Hutang Obat dan alkes yang jatuh tempo yang belum dibayar mencapai Rp 3,5 triliun per Juli 2018, dan masih akan terus membesar dari waktu ke waktu sesuai dengan aktivitas supply sampai akhir tahun 2018.

"Bila terlambat dua sampai tiga bulan masih bisa oke. Tapi bila sudah lebih sangat memberatkan PBF, PAK dan lndustri Farmasi," kata Vincent.

Kedua, dalam kontrak program JKN tersebut tidak ada klausul harga jual produk obat. Baik kenaikan maupun penurunan harga bila ada situasi berubahanya harga bahan baku dari luar negeri dan juga nilai tukar Rupiah terhadap Dollar Amerika Serikat (AS).

"Sudah ada komunikasi dengan setiap stakeholder semoga akhir bulan atau paling tidak awal bulan depan sudah selesai masalah ini," kata Vincent.
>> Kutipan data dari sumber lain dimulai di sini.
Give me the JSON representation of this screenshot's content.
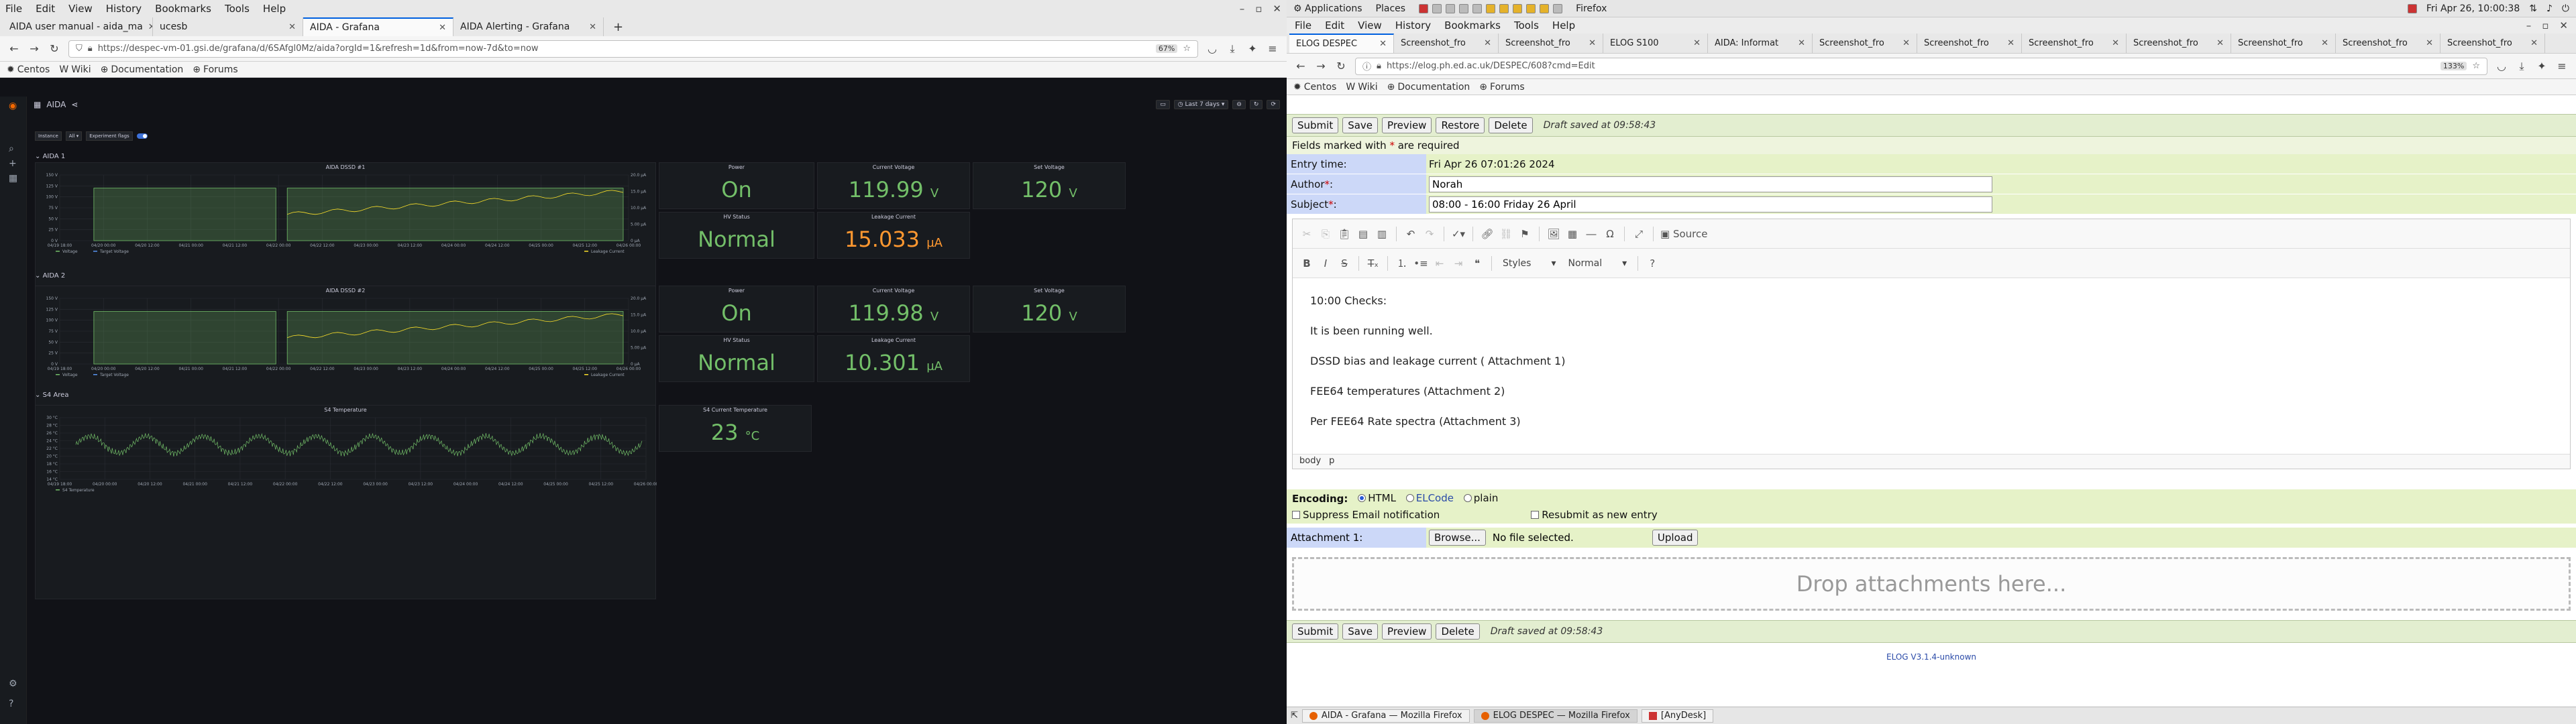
{
  "left_firefox": {
    "menu": [
      "File",
      "Edit",
      "View",
      "History",
      "Bookmarks",
      "Tools",
      "Help"
    ],
    "tabs": [
      {
        "title": "AIDA user manual - aida_ma"
      },
      {
        "title": "ucesb"
      },
      {
        "title": "AIDA - Grafana"
      },
      {
        "title": "AIDA Alerting - Grafana"
      }
    ],
    "url": "https://despec-vm-01.gsi.de/grafana/d/6SAfgl0Mz/aida?orgId=1&refresh=1d&from=now-7d&to=now",
    "zoom": "67%",
    "bookmarks": [
      "Centos",
      "Wiki",
      "Documentation",
      "Forums"
    ]
  },
  "grafana": {
    "title": "AIDA",
    "time_range": "Last 7 days",
    "vars": [
      "Instance",
      "All",
      "Experiment flags"
    ],
    "rows": [
      "AIDA 1",
      "AIDA 2",
      "S4 Area"
    ],
    "panels": {
      "dssd1_title": "AIDA DSSD #1",
      "dssd2_title": "AIDA DSSD #2",
      "s4_title": "S4 Temperature",
      "power_title": "Power",
      "current_voltage_title": "Current Voltage",
      "set_voltage_title": "Set Voltage",
      "hv_status_title": "HV Status",
      "leakage_title": "Leakage Current",
      "s4_current_temp_title": "S4 Current Temperature",
      "aida1": {
        "power": "On",
        "current_voltage": "119.99",
        "set_voltage": "120",
        "hv_status": "Normal",
        "leakage": "15.033"
      },
      "aida2": {
        "power": "On",
        "current_voltage": "119.98",
        "set_voltage": "120",
        "hv_status": "Normal",
        "leakage": "10.301"
      },
      "s4_temp": "23",
      "unit_v": "V",
      "unit_ua": "µA",
      "unit_c": "°C",
      "legend_voltage": "Voltage",
      "legend_target": "Target Voltage",
      "legend_leakage": "Leakage Current",
      "legend_s4": "S4 Temperature"
    },
    "dssd_axis": {
      "left_ticks": [
        "150 V",
        "125 V",
        "100 V",
        "75 V",
        "50 V",
        "25 V",
        "0 V"
      ],
      "right_ticks": [
        "20.0 µA",
        "15.0 µA",
        "10.0 µA",
        "5.00 µA",
        "0 µA"
      ],
      "x_ticks": [
        "04/19 18:00",
        "04/20 00:00",
        "04/20 12:00",
        "04/21 00:00",
        "04/21 12:00",
        "04/22 00:00",
        "04/22 12:00",
        "04/23 00:00",
        "04/23 12:00",
        "04/24 00:00",
        "04/24 12:00",
        "04/25 00:00",
        "04/25 12:00",
        "04/26 00:00"
      ]
    },
    "s4_axis": {
      "left_ticks": [
        "30 °C",
        "28 °C",
        "26 °C",
        "24 °C",
        "22 °C",
        "20 °C",
        "18 °C",
        "16 °C",
        "14 °C"
      ]
    },
    "colors": {
      "green": "#73bf69",
      "orange": "#ff9830",
      "yellow": "#fade2a",
      "bg": "#111217",
      "panel": "#181b1f"
    }
  },
  "gnome": {
    "applications": "Applications",
    "places": "Places",
    "app_name": "Firefox",
    "clock": "Fri Apr 26, 10:00:38"
  },
  "right_firefox": {
    "menu": [
      "File",
      "Edit",
      "View",
      "History",
      "Bookmarks",
      "Tools",
      "Help"
    ],
    "tabs": [
      {
        "title": "ELOG DESPEC"
      },
      {
        "title": "Screenshot_fro"
      },
      {
        "title": "Screenshot_fro"
      },
      {
        "title": "ELOG S100"
      },
      {
        "title": "AIDA: Informat"
      },
      {
        "title": "Screenshot_fro"
      },
      {
        "title": "Screenshot_fro"
      },
      {
        "title": "Screenshot_fro"
      },
      {
        "title": "Screenshot_fro"
      },
      {
        "title": "Screenshot_fro"
      },
      {
        "title": "Screenshot_fro"
      },
      {
        "title": "Screenshot_fro"
      }
    ],
    "url": "https://elog.ph.ed.ac.uk/DESPEC/608?cmd=Edit",
    "zoom": "133%",
    "bookmarks": [
      "Centos",
      "Wiki",
      "Documentation",
      "Forums"
    ]
  },
  "elog": {
    "buttons": {
      "submit": "Submit",
      "save": "Save",
      "preview": "Preview",
      "restore": "Restore",
      "delete": "Delete"
    },
    "draft_saved": "Draft saved at 09:58:43",
    "required_note_pre": "Fields marked with ",
    "required_star": "*",
    "required_note_post": " are required",
    "entry_time_label": "Entry time:",
    "entry_time": "Fri Apr 26 07:01:26 2024",
    "author_label": "Author",
    "author": "Norah",
    "subject_label": "Subject",
    "subject": "08:00 - 16:00 Friday 26 April",
    "styles_combo": "Styles",
    "format_combo": "Normal",
    "source_label": "Source",
    "body_lines": [
      "10:00 Checks:",
      "It is been running well.",
      "DSSD bias and  leakage current ( Attachment 1)",
      "FEE64 temperatures (Attachment 2)",
      "Per FEE64 Rate spectra (Attachment 3)"
    ],
    "path": [
      "body",
      "p"
    ],
    "encoding_label": "Encoding:",
    "encodings": [
      "HTML",
      "ELCode",
      "plain"
    ],
    "suppress_email": "Suppress Email notification",
    "resubmit": "Resubmit as new entry",
    "attachment_label": "Attachment 1:",
    "browse": "Browse...",
    "no_file": "No file selected.",
    "upload": "Upload",
    "drop_zone": "Drop attachments here...",
    "footer": "ELOG V3.1.4-unknown"
  },
  "taskbar": [
    {
      "label": "AIDA - Grafana — Mozilla Firefox"
    },
    {
      "label": "ELOG DESPEC — Mozilla Firefox"
    },
    {
      "label": "[AnyDesk]"
    }
  ]
}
Mengenai harga jual, Vincent mengaku belum bisa memastikan kenaikannya. Sebab tiap obat dalam program JKN punya standar marjin yang berbeda. Sedangkan untuk obat non generik, pihak perusahaan farmasi dapat bebas merubah harga jual. Hal ini karena tidak aturan baku dari pemerintah soal harga tersebut.

Kisruh ini sejatinya ironis. Padahal pelaku industri berharap dengan terbitnya Inpres 14/2016 banyak harapan agar industri farmasi dapat berkembang.

Cek Berita dan Artikel yang lain di Google News

Editor: Handoyo .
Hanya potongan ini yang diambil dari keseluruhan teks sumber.